Super Graphs describe usage patterns at the job boundary (for example, tokens-in → logits-out for decoder LMs, or the full diffusion denoising loop for image generation). They're small and serde-serializable, so the WebUI can request jobs from the server without transferring the whole model. Super Graphs adapt model-specific I/O names/layouts to a consistent job interface and provide a natural hook for optimizations that span beyond a single ONNX graph.
Six interface types are currently defined:
- TextInference — token context in, logits out (LLMs)
- MultimodalLanguage — text + vision/audio in, logits out
- ImageGeneration — prompts + noise in, image out (diffusion)

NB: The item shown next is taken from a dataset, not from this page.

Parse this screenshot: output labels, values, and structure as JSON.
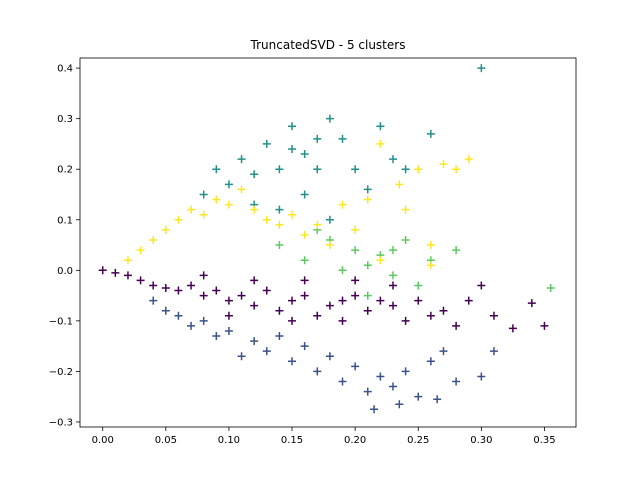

- VideoGeneration — prompts + noise in, video clip out
- TextToSpeech — text in, audio out
- SpeechToText — audio in, tokens out
whisper-tensor— core library: ONNX ingest, Symbolic Graph, Milli-Op Graph, lowering, backend dispatch.crates/whisper-tensor-import— loaders/recipes that turn raw weights (e.g.,.safetensors,.pth,.gguf) into canonical ONNX graphs. Model-specific graph builders for diffusion, LLM, and speech architectures.crates/whisper-tensor-server— Axum + Tokio inference host with WebSocket APIs and HTTP server for WebUI assets.crates/whisper-tensor-ui— WASM + egui Graph Explorer for navigating nested graphs and full introspection; can read intermediate graph tensors during Super Graph runs. Builds to both native (GTK/Wayland) and browser (WebAssembly) targets.examples/— runnable samples including GPT-2, Stable Diffusion, Flux, and LLaMA flows.tests/— includes the ONNX conformance harness for NDArray and Vulkan.libs/— vendored submodules.
# Initialize submodules (required for ONNX test data)

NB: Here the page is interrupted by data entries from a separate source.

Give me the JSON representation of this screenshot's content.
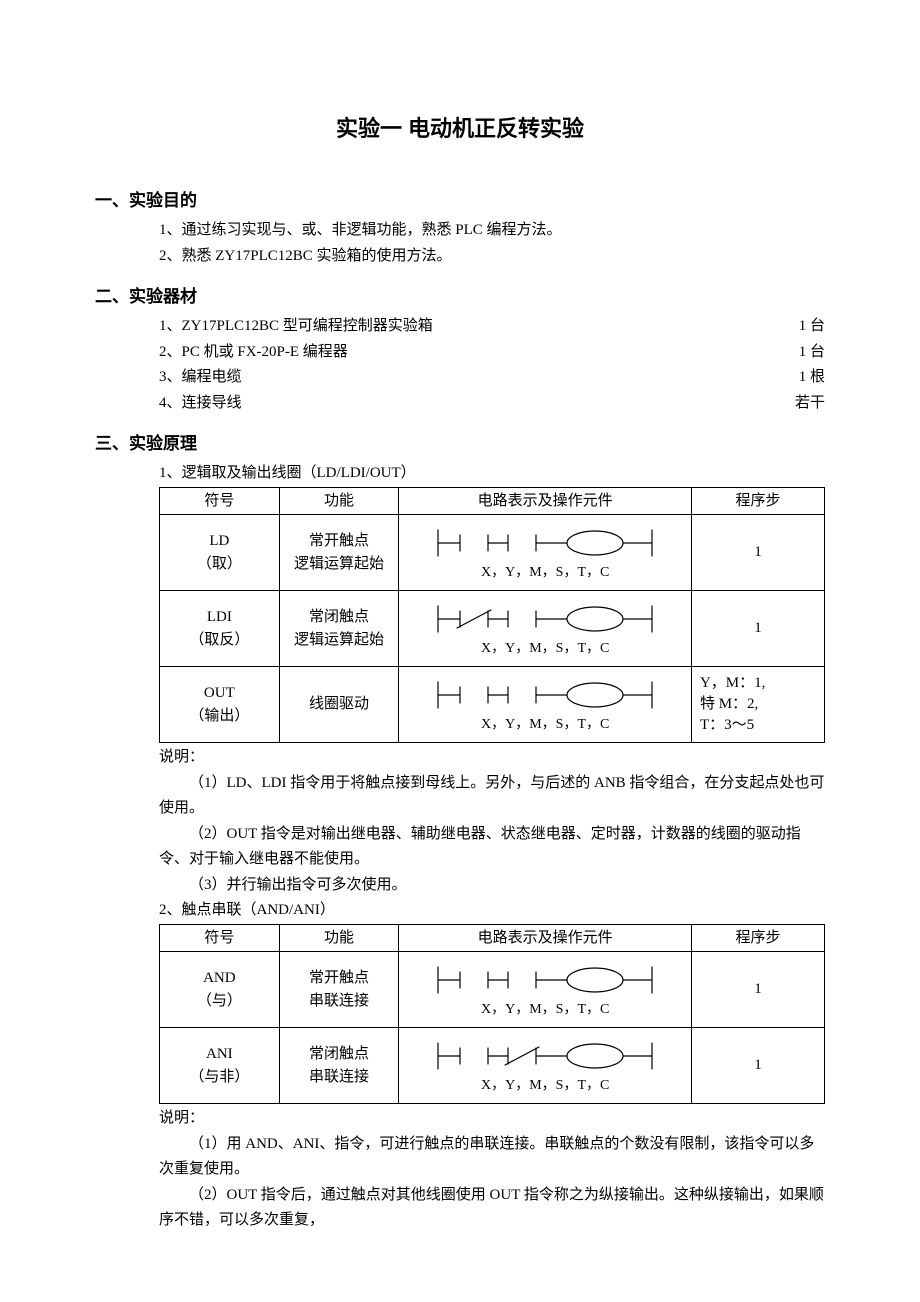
{
  "title": "实验一  电动机正反转实验",
  "sec1": {
    "heading": "一、实验目的",
    "item1": "1、通过练习实现与、或、非逻辑功能，熟悉 PLC 编程方法。",
    "item2": "2、熟悉 ZY17PLC12BC 实验箱的使用方法。"
  },
  "sec2": {
    "heading": "二、实验器材",
    "item1": "1、ZY17PLC12BC 型可编程控制器实验箱",
    "qty1": "1 台",
    "item2": "2、PC 机或 FX-20P-E 编程器",
    "qty2": "1 台",
    "item3": "3、编程电缆",
    "qty3": "1 根",
    "item4": "4、连接导线",
    "qty4": "若干"
  },
  "sec3": {
    "heading": "三、实验原理",
    "sub1_title": "1、逻辑取及输出线圈（LD/LDI/OUT）",
    "columns": {
      "c1": "符号",
      "c2": "功能",
      "c3": "电路表示及操作元件",
      "c4": "程序步"
    },
    "table1": {
      "r1": {
        "sym": "LD\n（取）",
        "func": "常开触点\n逻辑运算起始",
        "label": "X，Y，M，S，T，C",
        "step": "1",
        "contact": "open_first"
      },
      "r2": {
        "sym": "LDI\n（取反）",
        "func": "常闭触点\n逻辑运算起始",
        "label": "X，Y，M，S，T，C",
        "step": "1",
        "contact": "closed_first"
      },
      "r3": {
        "sym": "OUT\n（输出）",
        "func": "线圈驱动",
        "label": "X，Y，M，S，T，C",
        "step": "Y，M：1,\n特 M：2,\nT：3～5",
        "contact": "open_first"
      }
    },
    "note1_label": "说明：",
    "note1_1": "（1）LD、LDI 指令用于将触点接到母线上。另外，与后述的 ANB 指令组合，在分支起点处也可使用。",
    "note1_2": "（2）OUT 指令是对输出继电器、辅助继电器、状态继电器、定时器，计数器的线圈的驱动指令、对于输入继电器不能使用。",
    "note1_3": "（3）并行输出指令可多次使用。",
    "sub2_title": "2、触点串联（AND/ANI）",
    "table2": {
      "r1": {
        "sym": "AND\n（与）",
        "func": "常开触点\n串联连接",
        "label": "X，Y，M，S，T，C",
        "step": "1",
        "contact": "open_second"
      },
      "r2": {
        "sym": "ANI\n（与非）",
        "func": "常闭触点\n串联连接",
        "label": "X，Y，M，S，T，C",
        "step": "1",
        "contact": "closed_second"
      }
    },
    "note2_label": "说明：",
    "note2_1": "（1）用 AND、ANI、指令，可进行触点的串联连接。串联触点的个数没有限制，该指令可以多次重复使用。",
    "note2_2": "（2）OUT 指令后，通过触点对其他线圈使用 OUT 指令称之为纵接输出。这种纵接输出，如果顺序不错，可以多次重复，"
  },
  "svg": {
    "stroke": "#000000",
    "stroke_width": 1.2
  }
}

git submodule update --init libs/onnx
# Build the workspace
cargo build
# Run the test suite (includes ONNX tests; Vulkan runs where enabled)
cargo test
# Run the full CI check suite locally (fmt, clippy, builds, tests, WASM)
./scripts/check-all.sh
# Optionally exercise Vulkan locally
cargo test --features vulkanCI uses lavapipe to exercise Vulkan paths headlessly; locally you can use any Vulkan loader/runtime.
APIs are highly unstable while the architecture hardens. Bug reports—especially ONNX edge cases, dtype quirks (bf16/f16), or Vulkan coverage gaps—are very welcome. See examples/ for the current API surface and usage patterns.
Dual-licensed under MIT and Apache-2.0.